MCI-Framingham was proposed in 1872 as a reform to incarcerate women and men in different prisons in Massachusetts. The prison opened in 1877 and was the second prison for women opened in the U.S. Several references note it as the oldest female correctional institution (of those still in operation) in the United States. Its original name was the Sherborn Reformatory for Women, because at the time of its establishment it was located in that town. In 1924, the town of Framingham acquired 565 acres in Sherborn, including the prison and its grounds.

===Prison Reform===
MCI-Framingham has been the site of many reform efforts throughout its history. The reformatory aimed to engage incarcerated people in work and other productive activities as a form of rehabilitation. The women worked a large farm and in later years work transitioned other trades and manufacturing including flag-making. Visitors came to learn from the practices of the reformatory and its leaders. The prison also employed female guards and physicians, and included both men and women among its board of visitors.
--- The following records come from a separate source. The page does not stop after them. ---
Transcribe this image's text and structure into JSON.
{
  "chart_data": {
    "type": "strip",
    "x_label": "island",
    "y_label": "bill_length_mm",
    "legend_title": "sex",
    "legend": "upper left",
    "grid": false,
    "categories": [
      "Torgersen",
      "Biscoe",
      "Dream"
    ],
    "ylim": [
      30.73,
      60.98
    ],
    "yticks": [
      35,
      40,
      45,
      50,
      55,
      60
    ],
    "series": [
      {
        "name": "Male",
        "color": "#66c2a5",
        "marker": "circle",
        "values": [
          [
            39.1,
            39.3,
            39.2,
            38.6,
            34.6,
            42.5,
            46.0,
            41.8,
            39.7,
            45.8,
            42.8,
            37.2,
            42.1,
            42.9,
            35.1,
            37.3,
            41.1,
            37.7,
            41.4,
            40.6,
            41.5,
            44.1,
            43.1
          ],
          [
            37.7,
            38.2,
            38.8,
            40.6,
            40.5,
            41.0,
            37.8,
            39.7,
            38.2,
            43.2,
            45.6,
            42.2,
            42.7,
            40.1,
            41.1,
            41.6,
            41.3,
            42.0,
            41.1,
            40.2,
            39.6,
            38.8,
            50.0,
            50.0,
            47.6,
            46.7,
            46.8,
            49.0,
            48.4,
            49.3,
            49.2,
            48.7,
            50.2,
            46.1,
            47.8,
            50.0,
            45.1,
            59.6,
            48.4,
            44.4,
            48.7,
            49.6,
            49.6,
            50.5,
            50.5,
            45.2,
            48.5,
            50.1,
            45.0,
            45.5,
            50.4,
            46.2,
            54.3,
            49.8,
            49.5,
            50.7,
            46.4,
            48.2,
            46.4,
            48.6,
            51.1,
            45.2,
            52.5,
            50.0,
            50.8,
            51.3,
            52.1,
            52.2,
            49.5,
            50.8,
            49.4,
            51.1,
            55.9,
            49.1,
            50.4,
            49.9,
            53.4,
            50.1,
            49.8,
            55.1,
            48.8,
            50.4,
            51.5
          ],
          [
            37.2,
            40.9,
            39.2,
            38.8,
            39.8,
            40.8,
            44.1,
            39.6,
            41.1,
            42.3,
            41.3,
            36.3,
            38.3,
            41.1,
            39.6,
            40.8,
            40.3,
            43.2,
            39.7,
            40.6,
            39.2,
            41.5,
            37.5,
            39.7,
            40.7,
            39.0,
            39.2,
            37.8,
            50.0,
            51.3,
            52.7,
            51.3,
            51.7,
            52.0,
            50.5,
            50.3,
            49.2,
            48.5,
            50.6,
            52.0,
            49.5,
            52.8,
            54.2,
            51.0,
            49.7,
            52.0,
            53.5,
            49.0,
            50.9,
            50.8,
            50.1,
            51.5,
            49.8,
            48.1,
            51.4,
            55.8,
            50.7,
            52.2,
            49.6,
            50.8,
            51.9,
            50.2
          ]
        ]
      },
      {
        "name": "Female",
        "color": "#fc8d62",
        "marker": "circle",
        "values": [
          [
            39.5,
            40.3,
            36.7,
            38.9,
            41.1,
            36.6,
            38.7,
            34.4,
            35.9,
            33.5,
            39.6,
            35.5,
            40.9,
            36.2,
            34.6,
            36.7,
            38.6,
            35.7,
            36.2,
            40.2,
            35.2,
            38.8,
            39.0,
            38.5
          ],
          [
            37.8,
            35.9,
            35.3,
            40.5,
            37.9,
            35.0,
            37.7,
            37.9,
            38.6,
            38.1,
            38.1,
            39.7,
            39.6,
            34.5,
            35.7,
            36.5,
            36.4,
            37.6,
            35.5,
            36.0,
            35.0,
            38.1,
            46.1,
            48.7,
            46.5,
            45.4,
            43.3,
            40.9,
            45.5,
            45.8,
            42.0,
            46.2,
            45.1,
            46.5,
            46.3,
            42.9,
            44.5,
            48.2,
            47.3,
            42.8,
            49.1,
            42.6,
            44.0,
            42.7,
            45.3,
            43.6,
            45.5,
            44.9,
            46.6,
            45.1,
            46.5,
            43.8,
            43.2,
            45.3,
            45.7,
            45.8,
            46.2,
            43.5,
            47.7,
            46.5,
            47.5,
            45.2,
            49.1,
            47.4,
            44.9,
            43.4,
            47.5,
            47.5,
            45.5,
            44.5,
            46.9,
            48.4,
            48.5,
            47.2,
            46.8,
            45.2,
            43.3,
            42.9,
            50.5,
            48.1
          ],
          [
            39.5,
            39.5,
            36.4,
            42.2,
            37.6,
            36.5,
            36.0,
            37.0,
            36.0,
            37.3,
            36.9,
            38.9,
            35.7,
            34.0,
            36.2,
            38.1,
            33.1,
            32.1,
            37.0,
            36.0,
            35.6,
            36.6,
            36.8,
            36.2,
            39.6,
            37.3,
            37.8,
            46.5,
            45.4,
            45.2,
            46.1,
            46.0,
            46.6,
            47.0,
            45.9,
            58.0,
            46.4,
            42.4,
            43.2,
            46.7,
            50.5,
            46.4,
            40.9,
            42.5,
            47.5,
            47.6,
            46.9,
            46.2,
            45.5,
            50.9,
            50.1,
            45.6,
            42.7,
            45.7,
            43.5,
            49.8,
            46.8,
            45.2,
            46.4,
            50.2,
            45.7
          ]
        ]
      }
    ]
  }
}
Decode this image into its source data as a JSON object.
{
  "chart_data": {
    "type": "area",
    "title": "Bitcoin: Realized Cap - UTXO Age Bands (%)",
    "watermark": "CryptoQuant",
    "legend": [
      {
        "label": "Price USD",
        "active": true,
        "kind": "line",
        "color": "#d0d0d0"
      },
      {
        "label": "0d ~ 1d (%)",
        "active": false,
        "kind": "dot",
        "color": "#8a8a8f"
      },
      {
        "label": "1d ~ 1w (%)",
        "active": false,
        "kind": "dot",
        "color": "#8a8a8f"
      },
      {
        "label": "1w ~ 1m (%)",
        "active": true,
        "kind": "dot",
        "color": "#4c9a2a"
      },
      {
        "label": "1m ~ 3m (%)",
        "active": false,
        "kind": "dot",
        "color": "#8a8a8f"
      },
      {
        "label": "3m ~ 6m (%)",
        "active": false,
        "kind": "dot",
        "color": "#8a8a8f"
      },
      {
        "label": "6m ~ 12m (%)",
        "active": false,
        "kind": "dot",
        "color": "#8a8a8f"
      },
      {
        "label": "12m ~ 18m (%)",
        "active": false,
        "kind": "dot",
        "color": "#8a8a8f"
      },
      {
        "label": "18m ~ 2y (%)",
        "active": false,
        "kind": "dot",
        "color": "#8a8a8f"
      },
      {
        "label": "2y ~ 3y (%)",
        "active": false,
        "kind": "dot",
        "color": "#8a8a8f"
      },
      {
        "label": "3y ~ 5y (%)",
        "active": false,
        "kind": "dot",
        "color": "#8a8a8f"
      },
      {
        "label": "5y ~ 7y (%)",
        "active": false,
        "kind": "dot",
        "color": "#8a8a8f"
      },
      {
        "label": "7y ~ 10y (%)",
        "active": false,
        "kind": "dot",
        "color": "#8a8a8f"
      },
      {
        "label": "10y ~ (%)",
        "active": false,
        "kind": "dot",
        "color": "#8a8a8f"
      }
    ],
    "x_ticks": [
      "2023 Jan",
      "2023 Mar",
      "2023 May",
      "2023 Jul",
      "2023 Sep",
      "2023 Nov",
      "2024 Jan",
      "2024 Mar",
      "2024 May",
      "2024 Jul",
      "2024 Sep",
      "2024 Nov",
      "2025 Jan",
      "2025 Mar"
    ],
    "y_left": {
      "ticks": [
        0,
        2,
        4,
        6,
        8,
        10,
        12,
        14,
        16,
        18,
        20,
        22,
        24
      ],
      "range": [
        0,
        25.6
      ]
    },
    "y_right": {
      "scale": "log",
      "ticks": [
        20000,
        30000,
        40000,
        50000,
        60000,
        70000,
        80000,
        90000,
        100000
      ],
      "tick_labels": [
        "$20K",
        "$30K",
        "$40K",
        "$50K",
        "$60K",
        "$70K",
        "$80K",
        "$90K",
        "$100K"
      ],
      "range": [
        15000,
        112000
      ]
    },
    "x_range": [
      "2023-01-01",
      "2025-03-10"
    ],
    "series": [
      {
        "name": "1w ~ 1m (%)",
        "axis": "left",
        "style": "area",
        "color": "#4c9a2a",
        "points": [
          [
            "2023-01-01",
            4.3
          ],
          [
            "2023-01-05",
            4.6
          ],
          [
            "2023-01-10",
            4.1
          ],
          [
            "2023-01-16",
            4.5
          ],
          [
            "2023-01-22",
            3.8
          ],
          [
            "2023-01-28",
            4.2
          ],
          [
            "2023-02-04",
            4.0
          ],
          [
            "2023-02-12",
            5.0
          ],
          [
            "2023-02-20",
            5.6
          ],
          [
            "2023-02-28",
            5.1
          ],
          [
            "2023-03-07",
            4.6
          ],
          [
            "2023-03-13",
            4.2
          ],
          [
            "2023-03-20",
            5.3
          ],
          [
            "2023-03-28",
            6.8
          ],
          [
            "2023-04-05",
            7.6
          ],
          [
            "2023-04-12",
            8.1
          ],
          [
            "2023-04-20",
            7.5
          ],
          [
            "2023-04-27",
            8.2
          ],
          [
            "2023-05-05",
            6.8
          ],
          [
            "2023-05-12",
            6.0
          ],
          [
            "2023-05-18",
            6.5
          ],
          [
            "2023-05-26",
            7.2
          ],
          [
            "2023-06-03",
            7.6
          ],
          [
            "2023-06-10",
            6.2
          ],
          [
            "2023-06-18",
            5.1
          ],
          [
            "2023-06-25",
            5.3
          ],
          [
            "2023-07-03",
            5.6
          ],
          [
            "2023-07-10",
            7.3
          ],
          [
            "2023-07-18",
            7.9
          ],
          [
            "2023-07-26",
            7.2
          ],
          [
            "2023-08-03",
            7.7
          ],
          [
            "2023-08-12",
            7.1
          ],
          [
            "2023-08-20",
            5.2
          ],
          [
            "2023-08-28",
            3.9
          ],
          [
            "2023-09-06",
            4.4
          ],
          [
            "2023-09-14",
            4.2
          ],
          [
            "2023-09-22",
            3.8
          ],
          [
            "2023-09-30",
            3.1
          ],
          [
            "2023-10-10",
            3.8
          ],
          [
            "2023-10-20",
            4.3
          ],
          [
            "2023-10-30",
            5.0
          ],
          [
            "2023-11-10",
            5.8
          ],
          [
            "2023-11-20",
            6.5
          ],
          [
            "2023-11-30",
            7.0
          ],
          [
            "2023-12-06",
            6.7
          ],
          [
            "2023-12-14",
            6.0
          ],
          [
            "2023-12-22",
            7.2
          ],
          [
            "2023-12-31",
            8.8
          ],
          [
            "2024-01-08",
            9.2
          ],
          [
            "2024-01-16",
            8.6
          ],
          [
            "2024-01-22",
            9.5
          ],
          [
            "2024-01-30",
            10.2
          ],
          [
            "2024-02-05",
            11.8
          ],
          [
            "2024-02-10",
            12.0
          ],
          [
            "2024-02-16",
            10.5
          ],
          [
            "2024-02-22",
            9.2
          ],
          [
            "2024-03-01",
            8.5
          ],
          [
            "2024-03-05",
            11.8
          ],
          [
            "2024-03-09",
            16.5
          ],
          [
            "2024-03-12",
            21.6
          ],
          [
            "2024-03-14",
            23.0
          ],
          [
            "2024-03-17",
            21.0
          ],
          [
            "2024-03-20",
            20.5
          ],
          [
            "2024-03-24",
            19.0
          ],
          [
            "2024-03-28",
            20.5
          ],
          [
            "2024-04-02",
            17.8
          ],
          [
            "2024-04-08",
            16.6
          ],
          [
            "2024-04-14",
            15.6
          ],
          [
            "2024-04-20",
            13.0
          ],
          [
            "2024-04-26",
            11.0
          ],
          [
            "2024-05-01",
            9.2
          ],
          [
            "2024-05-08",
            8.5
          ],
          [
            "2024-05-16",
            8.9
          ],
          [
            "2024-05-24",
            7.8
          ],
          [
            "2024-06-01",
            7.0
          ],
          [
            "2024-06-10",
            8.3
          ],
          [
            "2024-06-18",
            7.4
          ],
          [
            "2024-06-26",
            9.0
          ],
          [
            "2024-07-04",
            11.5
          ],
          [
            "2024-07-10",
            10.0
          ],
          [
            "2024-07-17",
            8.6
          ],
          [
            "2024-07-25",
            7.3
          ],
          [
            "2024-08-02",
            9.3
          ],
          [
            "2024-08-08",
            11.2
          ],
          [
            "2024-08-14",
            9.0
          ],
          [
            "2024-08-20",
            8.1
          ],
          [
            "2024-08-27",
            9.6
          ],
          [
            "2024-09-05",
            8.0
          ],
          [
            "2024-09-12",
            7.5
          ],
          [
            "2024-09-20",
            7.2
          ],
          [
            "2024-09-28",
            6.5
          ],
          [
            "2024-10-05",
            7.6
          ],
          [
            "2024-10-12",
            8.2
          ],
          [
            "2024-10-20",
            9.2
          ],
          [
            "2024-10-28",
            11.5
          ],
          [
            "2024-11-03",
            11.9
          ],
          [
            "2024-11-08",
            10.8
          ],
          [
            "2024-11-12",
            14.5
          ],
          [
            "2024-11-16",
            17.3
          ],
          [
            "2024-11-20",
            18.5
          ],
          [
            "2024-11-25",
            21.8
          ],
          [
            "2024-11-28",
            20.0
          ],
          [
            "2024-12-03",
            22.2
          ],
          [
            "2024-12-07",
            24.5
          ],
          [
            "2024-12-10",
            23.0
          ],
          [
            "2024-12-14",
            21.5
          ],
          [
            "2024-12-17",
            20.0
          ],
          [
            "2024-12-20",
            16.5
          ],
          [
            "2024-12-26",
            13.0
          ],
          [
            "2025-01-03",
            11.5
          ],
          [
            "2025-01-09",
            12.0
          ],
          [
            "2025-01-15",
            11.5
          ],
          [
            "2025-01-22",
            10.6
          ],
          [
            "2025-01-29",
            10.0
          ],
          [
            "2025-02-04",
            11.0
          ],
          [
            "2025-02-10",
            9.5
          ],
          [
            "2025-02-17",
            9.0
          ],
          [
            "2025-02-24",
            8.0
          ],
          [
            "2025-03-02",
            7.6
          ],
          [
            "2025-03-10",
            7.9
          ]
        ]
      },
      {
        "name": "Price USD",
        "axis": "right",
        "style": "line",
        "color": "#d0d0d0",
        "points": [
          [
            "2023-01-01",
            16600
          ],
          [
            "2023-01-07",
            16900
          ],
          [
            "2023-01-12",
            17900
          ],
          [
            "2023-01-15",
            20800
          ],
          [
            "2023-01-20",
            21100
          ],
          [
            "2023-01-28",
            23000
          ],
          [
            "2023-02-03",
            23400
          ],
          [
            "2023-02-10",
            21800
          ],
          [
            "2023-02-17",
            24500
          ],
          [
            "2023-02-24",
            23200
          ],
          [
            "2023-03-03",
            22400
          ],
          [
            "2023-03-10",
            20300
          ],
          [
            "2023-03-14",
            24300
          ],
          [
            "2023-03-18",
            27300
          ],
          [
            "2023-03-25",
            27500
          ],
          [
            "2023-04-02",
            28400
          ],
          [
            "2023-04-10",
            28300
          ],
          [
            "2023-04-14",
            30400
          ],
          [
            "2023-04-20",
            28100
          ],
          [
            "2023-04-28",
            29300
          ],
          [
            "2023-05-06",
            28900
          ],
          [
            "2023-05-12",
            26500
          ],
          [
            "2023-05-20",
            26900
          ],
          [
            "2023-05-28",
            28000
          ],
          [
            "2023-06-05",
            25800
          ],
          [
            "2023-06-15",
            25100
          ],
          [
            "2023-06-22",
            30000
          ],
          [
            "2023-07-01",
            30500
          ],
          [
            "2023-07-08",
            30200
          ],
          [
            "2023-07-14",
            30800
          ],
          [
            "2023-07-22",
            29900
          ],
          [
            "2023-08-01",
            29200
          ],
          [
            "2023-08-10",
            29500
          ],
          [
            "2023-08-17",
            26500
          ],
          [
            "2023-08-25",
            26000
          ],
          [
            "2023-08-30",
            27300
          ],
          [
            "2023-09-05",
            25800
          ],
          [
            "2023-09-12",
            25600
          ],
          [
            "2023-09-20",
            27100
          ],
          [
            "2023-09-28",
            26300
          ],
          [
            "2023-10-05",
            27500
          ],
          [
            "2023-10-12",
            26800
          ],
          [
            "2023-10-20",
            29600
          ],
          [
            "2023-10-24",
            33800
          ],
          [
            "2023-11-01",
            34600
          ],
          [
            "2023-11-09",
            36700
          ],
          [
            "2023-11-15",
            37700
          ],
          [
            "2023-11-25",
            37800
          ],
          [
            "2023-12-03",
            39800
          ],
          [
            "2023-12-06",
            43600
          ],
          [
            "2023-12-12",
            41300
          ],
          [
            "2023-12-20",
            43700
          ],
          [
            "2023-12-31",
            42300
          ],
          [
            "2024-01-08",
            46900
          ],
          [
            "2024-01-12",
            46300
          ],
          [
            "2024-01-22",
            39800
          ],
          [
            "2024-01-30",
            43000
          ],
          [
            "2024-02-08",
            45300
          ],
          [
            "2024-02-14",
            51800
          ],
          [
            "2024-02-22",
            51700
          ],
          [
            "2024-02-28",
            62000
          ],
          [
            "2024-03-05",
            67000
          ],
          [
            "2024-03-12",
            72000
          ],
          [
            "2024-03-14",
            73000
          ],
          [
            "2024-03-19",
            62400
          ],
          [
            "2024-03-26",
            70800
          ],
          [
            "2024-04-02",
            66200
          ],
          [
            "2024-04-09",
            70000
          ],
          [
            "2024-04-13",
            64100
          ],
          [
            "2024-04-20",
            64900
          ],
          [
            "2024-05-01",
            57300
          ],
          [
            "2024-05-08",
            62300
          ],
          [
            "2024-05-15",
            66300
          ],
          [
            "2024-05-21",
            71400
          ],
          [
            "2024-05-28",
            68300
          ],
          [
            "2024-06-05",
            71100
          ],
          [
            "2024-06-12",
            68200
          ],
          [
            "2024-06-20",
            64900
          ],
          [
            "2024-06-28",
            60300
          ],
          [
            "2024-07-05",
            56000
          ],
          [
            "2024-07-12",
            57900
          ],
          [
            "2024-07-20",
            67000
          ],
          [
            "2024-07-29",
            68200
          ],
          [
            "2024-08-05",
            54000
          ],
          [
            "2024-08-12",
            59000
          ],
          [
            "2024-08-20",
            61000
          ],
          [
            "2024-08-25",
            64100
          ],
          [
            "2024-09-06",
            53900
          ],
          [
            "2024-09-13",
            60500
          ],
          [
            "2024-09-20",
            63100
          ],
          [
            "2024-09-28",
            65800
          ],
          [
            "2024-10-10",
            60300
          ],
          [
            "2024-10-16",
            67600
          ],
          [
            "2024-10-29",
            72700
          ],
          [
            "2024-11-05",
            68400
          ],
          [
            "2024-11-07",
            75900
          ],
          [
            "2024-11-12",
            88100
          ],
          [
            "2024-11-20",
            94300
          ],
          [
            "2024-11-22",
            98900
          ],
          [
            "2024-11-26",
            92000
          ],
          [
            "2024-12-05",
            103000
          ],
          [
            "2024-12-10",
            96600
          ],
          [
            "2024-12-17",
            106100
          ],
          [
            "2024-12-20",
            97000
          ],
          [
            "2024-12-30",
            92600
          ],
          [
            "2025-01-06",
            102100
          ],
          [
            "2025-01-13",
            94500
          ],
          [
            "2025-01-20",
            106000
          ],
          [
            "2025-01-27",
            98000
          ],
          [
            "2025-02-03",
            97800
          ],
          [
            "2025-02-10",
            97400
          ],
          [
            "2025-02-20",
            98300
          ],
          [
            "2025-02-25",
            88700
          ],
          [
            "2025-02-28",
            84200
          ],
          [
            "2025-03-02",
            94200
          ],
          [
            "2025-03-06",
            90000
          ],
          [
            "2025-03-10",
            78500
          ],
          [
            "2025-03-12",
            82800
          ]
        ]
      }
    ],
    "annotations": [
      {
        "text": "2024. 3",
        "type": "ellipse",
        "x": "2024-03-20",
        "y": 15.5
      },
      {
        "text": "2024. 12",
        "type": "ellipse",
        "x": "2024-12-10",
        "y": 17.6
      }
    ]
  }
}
In 1973 the Department of Correction moved some incarcerated men from other prisons to MCI-Framingham in a pilot program for incarcerating men and women together in the same prison. This program lasted until the early 1980s before the prison returned to exclusively incarcerating people designated as women. The goal of this pilot was to try to reduce incidence of same-sex relationships among incarcerated people and to create an environment more similar to life outside of prison.

Several of its superintendents were well-known prison reformers including Ellen Cheney Johnson (1884–1899), Jessie Donaldson Hodder (1911–1932), and Miriam Van Waters (1932–1957). The prison's best-known superintendent, however, was Clara Barton, who served for eight months during a leave from her work with the Red Cross.

===Notable people===

Among the women who served time at Framingham were the 19th century bandits from the Oklahoma Territory known as Little Britches and Cattle Annie, depicted in the 1981 film, Cattle Annie and Little Britches. Bettine Masserelli was the first woman in Massachusetts to be convicted of armed robbery. The Framingham Eight met while incarcerated at Framingham in the 1990s. British au pair Louise Woodward was held at Framingham for 279 days in 1997 during her much publicized trial at the end of which she was sentenced to time served and was released.

== Covid cases ==

Pursuant to the Supreme Judicial Court’s April 3, 2020 Opinion and Order in the Committee for Public Counsel Services v. Chief Justice of the Trial Court, SJC-12926 matter, as amended on April 10, April 28 and June 23, 2020 (the “Order”), the Special Master posts weekly reports which are located on the SJC website here for COVID testing and cases for each of the correctional facilities administered by the Department of Correction and each of the county Sheriffs’ offices. The SJC Special master link above has the most up to date information reported by the correctional agencies and is posted for the public to view.

== MCI-Framingham today ==

MCI-Framingham is currently a medium-security correctional facility for female offenders. The prison houses both state and county offenders, as well as those awaiting sentencing. There are prisoners of a variety of classification levels. Sixty-three percent of the inmates are there for non-violent offenses, most often involving drugs.